Connection Pooling in ASP.NET 2.0


Whenever you are trying to use the Connection Pooling mechanism which is in built in ASP.NET you are trying to improve the scalability and the performance of the application. This feature is not that much useful if your application is not  a  multithreaded. If ASP.NET is involved every second that the connection is idle eats a lot of valuable resources on the server. Theoretically  speaking you need to open the connection as late as possible and close it as soon as possible.

Connection Pooling is automatically enabled for a connection object. If you want to turn off the connection pooling you need to set the “Pooling”  property to false in the connection string. Every connection pool is associated with a distinct connection string. When a new connection  request arrives, and if the connection string does not exactly matches with the already existing connections in the pool a new pool is created. Once a connection pool is created it will not be destroyed unless the process ends. There are two properties that are worth noting here “Max Pool size” and “Min Pool size”. Max Pool size indicates the maximum no of connection objects that can allowed in a pool. The default value is 100. “Min pool size” indicates the minimum no of connection objects that are allowed in the pool. The default value is 0. These properties can be configurable in the web.config. When a connection pool is created multiple connection objects are created until the minimum pool size is reached. When any request for a connection object arrives , it is drawn from the pool in such a way that the connection object should be unused, and a link to the server. If such a connection does not exists the pool tries to create a new connection object. Unless until you call the Close() or Dispose()  methods on the connection objects, they will not be returned to the pool. Its very important that the connection objects are returned to the pool as soon as possible.It is always recommended that you have to use try, catch,finally when we are using connections as shown below.

SqlConnection myconn = new  SqlConnection (connectionstring);

try

{

myconn .Open();

//Do something

}

catch

{

//catch the exceptions

}

finally

{

myconn.Close();

}

Alternatively you can use the using statement as follows

using(SqlConnection myconn = new SqlConnection(connectionString))

{

//Do something;

//catch the exceptions;

}

This is almost equivalent to try,catch and finally blocks.
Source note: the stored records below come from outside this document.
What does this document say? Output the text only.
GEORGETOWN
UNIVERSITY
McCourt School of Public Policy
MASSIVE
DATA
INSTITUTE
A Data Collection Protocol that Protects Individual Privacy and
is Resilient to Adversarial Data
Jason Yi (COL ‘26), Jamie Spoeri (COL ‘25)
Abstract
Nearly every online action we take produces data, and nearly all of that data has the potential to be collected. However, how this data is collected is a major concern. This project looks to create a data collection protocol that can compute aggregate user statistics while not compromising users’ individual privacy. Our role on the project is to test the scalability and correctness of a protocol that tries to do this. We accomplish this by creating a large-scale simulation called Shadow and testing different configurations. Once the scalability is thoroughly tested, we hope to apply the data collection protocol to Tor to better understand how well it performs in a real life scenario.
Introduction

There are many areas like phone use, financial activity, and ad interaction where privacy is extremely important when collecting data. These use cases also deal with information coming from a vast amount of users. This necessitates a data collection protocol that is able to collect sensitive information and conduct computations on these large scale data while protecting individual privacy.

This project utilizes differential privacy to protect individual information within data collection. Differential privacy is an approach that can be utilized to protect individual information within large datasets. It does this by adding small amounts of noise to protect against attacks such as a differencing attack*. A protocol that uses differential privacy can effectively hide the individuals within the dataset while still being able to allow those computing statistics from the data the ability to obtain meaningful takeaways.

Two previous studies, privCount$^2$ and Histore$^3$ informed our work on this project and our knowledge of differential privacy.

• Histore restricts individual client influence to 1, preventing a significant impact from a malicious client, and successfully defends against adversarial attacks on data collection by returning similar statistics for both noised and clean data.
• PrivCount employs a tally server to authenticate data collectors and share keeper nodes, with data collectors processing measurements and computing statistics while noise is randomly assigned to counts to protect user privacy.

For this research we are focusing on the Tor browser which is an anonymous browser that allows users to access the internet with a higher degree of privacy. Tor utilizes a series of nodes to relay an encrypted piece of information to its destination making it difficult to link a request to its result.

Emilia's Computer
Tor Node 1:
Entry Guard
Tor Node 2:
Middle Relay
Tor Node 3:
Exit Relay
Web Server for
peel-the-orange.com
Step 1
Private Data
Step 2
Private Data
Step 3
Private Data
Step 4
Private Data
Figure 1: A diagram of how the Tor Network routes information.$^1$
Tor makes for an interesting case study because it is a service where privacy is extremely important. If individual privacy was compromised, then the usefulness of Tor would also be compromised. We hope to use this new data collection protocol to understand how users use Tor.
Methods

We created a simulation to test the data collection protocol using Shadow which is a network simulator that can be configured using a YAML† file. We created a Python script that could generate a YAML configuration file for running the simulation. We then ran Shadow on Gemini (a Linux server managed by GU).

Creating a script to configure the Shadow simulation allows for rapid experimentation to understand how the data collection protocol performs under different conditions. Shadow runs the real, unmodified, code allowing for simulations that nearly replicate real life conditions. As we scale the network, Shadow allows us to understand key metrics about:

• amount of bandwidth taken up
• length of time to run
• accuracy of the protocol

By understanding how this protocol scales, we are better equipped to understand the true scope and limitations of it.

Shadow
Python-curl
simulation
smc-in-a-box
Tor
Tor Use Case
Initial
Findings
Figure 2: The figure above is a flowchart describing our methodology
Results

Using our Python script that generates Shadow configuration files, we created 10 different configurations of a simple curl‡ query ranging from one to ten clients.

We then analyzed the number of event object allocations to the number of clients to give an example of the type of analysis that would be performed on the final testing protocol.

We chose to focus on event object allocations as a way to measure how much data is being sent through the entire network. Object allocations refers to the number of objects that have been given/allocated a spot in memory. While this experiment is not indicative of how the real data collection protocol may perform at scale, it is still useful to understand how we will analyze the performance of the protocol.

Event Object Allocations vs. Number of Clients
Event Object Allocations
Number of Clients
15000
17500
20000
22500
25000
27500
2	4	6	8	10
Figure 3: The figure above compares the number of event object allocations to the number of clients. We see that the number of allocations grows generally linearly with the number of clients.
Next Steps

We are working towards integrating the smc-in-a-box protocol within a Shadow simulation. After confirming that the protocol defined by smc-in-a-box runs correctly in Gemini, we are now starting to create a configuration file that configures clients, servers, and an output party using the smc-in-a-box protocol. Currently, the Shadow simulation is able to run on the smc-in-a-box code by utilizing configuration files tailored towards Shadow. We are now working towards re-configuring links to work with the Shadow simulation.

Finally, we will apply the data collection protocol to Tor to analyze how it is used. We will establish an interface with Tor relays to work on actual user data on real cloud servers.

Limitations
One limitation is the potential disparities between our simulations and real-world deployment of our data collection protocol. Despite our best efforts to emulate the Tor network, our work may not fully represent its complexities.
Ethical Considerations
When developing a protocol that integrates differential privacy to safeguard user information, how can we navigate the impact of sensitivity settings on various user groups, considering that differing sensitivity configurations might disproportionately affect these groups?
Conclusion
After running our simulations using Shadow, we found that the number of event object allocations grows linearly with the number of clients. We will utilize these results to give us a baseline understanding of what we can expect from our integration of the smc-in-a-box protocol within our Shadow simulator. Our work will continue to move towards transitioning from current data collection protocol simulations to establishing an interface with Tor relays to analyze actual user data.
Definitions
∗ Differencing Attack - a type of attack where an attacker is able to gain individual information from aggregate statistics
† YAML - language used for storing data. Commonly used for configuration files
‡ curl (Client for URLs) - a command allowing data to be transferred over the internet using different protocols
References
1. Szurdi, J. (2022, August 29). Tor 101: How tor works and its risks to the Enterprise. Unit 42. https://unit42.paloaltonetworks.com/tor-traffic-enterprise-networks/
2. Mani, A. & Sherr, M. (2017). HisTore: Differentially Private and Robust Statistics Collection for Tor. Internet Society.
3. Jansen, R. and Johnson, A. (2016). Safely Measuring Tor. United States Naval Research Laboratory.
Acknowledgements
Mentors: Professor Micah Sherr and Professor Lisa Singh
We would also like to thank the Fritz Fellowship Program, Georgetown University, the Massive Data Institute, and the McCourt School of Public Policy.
How to detect connection leaks?

In your application if you are getting an invalid operation exception or any timeout exception it is a good symptom of connection leaking. There are a couple of things that you can do to reduce the frequency of this type of exceptions.

1.Configure connection pooling – If it is disabled a new connection object is requested each time which will reduce the performance of the application.

2. Don’t reduce the ConnectionLifetime property – “ConnectionLifetime” property sets the maximum duration in seconds of the connection object in the pool.Shorter duration of the connectionlifetime property means renewal of connection objects more frequently which leads to performance degradation.

3. Don’t increase the Connection Timeout-This indicates the time for a pool to wait until it gets a valid connection object. Whatever the timeout value ASP.NET aborts that thread after 3 minutes.increases this value reduces the performance .

4.Don’t increase the pool size – If you set this to a very high value you may not get the time out exception but you are forcing to select from a large number of connection objects.

It is extremely important that you need to write a code that will guarantee the closing of connection object. But in some cases it is not the case. Take the following example…

SqlConnection myconn = new SqlConnection(connectionString);

myconn.Open();

SqlCommand mycommand  = new SqlCommand(“SELECT * FROM Employee”, myconn)

myCommand.ExecuteNonQuery();

myconn.Close();

If the command throws an exception the Close() method will not be called and the connection object will not be returned to the pool. So to avoid this we can write the code as follows

using(SqlConnection myconn = new SqlConnection(connectionString);

{

myconn.Open();

SqlCommand mycommand  = new SqlCommand(“SELECT * FROM Employee”, myconn)

myCommand.ExecuteNonQuery();

myconn.Close();

}

This code ensures that Dispose is always called on the object being used. This is the only way to avoid connection leaking.

There is on more scenario that is worth mentioning here. Suppose lets assume your ASP.NET application creates a connection pool and the server goes down or gets restarted. Now all the connection objects in the pool are invalid. What will happen if the page requests a new connection object? This will raise an exception because the connection object is not valid.

The only solution for this type of situation is flushing the connection pool.Clearpool() static method of the SqlConnection class will do the trick and clear all the connection objects in the pool.